Hot Sloth uses unconventional ingredients for a unique sauce

Hot Sloth is the result of chef innovation. It was created by chef Andrew Zimmern's industry friends Mike Bagale, the former executive chef of three-Michelin-star eatery Alinea, and Kat Odell, former editor of Eater L.A. The spicy condiment gets its deep pink color from dragon fruit, a mild-tasting yet vibrantly-hued piece of produce, and sweet habanero peppers adds a floral taste and spicy-but-manageable kick.

Tasters will also find a complexity and slight savoriness among the sweet ingredients, thanks to the addition of umami-rich white miso and umeboshi. Umeboshi are a type of Japanese pickled plum cured with shiso leaves, and they're distinctly salty and tart. Perhaps the most unique ingredient is 300 milligrams of CBD, infused via pressed hemp oil and olive oil, which is thought to provide a subtle mellowing effect. The result is a hot sauce with depth and versatility, and fans claim to put it on all three meals of the day.

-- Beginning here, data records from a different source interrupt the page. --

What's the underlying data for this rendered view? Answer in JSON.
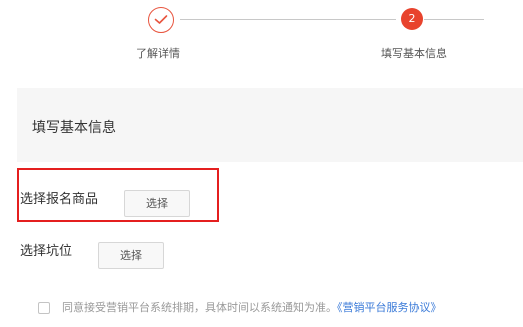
{
  "stepper": {
    "step1_label": "了解详情",
    "step2_number": "2",
    "step2_label": "填写基本信息"
  },
  "section": {
    "title": "填写基本信息"
  },
  "form": {
    "product_label": "选择报名商品",
    "product_button": "选择",
    "slot_label": "选择坑位",
    "slot_button": "选择"
  },
  "agreement": {
    "text": "同意接受营销平台系统排期，具体时间以系统通知为准。",
    "link": "《营销平台服务协议》"
  },
  "colors": {
    "accent": "#e8432d",
    "highlight_border": "#e41f1f",
    "link": "#3a7ad8"
  }
}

The sweetness of Hot Sloth's ingredients, along with the zesty fermented undertones, make the flask of sauce a natural companion for rich, cheesy foods. We'd imagine its sweet-salty components and lack of garlic would make a great ingredient to add to caramel sauce. Those curious about topping ice cream with hot sauce may also find this magenta condiment worth testing out.